Like all days that go on to shatter reality, September 11, 2001, started out deceptively innocent.
I woke up. I took a shower. I dressed for work. I turned on the news to see a live picture of the World Trade Center in New York City, with smoke billowing out of one of the towers. The caption said a plane struck it.
While that was terrible enough on its own, it wasn't until I got to work that I started to understand the full extent of what was going on. The scant handful of customers who came in all carried rumors of what was happening in the outside world. Some were true; others, mere hearsay. It felt like Armageddon was unfolding right before our eyes. I ran to the back room every break to check the television for the latest updates. It was an unreal nightmare; one which has never ended.
At the time, I was dating a girl from the African country of Uganda. When I saw her, she hugged me and said words I will never forget, because they sent a chill down my spine: “Now it's here in your country.” Her family fled a military regime to find a better life here, only to discover terrorism had reached our shores as well. (In hindsight, dating 23-year-old me probably wasn’t her greatest life choice, either.)
Every generation has a date that lives in infamy. For mine, it’s 9/11/01. It sounds strange now that I know so many people who weren't alive then… how do you explain to a younger person there was a day when everything seemed to fall silent? Smartphones weren't around back then. Social media was still in its infancy. All we had was 24-hour news coverage on literally every channel; including cable.

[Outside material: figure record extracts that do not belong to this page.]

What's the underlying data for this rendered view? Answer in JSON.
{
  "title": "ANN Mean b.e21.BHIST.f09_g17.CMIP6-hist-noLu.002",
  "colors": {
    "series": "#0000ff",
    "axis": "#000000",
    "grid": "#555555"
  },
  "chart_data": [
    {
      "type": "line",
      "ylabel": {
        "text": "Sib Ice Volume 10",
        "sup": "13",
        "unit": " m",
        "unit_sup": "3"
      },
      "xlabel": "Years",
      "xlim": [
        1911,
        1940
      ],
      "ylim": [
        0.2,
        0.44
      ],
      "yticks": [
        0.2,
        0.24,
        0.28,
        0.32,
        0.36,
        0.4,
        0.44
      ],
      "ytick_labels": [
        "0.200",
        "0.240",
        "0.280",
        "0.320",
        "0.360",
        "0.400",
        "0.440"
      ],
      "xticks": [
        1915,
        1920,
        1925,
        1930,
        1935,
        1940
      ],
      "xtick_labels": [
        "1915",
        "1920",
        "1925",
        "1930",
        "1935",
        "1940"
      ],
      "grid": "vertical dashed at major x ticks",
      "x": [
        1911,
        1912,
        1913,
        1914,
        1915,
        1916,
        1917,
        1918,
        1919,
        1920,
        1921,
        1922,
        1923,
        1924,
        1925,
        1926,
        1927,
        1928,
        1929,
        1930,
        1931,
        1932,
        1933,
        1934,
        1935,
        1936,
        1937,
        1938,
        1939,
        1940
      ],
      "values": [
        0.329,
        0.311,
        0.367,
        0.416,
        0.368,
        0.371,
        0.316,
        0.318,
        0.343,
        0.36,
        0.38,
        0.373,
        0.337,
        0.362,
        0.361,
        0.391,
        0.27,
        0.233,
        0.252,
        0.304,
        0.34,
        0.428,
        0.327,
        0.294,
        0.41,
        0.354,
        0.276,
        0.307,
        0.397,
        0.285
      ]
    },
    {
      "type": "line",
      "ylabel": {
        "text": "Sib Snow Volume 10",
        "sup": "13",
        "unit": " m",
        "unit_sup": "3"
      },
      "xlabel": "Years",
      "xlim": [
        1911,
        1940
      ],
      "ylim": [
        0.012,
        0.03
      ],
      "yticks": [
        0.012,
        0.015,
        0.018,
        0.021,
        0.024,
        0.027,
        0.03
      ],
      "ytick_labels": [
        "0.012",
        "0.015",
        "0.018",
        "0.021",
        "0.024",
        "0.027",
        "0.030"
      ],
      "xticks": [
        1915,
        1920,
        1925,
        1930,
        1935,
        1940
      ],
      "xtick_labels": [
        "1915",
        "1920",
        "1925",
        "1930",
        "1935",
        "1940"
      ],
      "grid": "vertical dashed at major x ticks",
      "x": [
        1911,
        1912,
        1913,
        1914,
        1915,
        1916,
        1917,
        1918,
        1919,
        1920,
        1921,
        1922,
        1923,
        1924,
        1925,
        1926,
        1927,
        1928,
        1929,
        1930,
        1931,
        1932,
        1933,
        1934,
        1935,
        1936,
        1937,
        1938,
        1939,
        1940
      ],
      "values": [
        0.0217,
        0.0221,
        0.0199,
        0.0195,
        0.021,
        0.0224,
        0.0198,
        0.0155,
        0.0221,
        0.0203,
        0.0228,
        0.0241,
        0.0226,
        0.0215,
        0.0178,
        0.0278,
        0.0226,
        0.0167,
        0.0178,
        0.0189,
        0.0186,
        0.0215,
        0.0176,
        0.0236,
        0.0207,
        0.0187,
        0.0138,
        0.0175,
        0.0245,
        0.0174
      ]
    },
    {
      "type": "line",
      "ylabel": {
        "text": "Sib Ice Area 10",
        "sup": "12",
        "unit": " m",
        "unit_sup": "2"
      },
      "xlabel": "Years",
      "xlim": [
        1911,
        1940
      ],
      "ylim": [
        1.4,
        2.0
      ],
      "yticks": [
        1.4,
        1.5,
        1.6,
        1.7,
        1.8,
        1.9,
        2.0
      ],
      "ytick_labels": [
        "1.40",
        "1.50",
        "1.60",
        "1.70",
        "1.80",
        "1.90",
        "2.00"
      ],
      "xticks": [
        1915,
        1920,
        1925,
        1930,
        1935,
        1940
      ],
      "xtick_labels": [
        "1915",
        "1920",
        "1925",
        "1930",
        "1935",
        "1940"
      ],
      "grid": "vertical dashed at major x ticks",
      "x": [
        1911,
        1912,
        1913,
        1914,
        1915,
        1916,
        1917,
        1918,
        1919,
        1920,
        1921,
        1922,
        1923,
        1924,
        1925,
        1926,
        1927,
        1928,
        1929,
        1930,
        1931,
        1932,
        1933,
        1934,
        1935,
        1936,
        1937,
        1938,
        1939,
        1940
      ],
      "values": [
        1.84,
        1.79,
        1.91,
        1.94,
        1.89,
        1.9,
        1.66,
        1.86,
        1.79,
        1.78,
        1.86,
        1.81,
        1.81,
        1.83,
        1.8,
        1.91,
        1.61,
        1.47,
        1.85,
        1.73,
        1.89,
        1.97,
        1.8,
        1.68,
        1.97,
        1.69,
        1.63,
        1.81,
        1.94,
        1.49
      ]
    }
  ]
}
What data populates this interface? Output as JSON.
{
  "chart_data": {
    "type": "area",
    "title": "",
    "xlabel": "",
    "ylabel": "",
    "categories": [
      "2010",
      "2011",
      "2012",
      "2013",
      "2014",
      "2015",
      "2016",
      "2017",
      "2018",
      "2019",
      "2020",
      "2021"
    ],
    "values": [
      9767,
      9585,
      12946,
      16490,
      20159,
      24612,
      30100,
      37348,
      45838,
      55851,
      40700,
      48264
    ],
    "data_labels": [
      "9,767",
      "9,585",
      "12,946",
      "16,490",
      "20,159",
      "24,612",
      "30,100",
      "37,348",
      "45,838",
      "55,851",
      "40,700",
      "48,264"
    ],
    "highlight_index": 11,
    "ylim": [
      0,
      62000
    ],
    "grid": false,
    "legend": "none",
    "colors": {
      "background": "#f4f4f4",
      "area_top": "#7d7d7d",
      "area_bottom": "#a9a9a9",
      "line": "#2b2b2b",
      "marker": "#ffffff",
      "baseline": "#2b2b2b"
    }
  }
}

I lost much of my remaining childhood wonder and innocence that day. It has taken me a long time to get some of it back, but it has come at the expense of living largely in my own head. Granted, this is great for writing stories or imagining a better reality, but it isn’t so great for living here, in the real world.
That day and the day my sister died were two very potent days in the forging of me, as I now stand (well, sit) before you. I have resolved to be the best me, and to make the world in my immediate vicinity as beautiful and magical a place as I am able, because evil – real, actual evil – can change the world in a handful of seconds.
We need to shine as much light as we possibly can.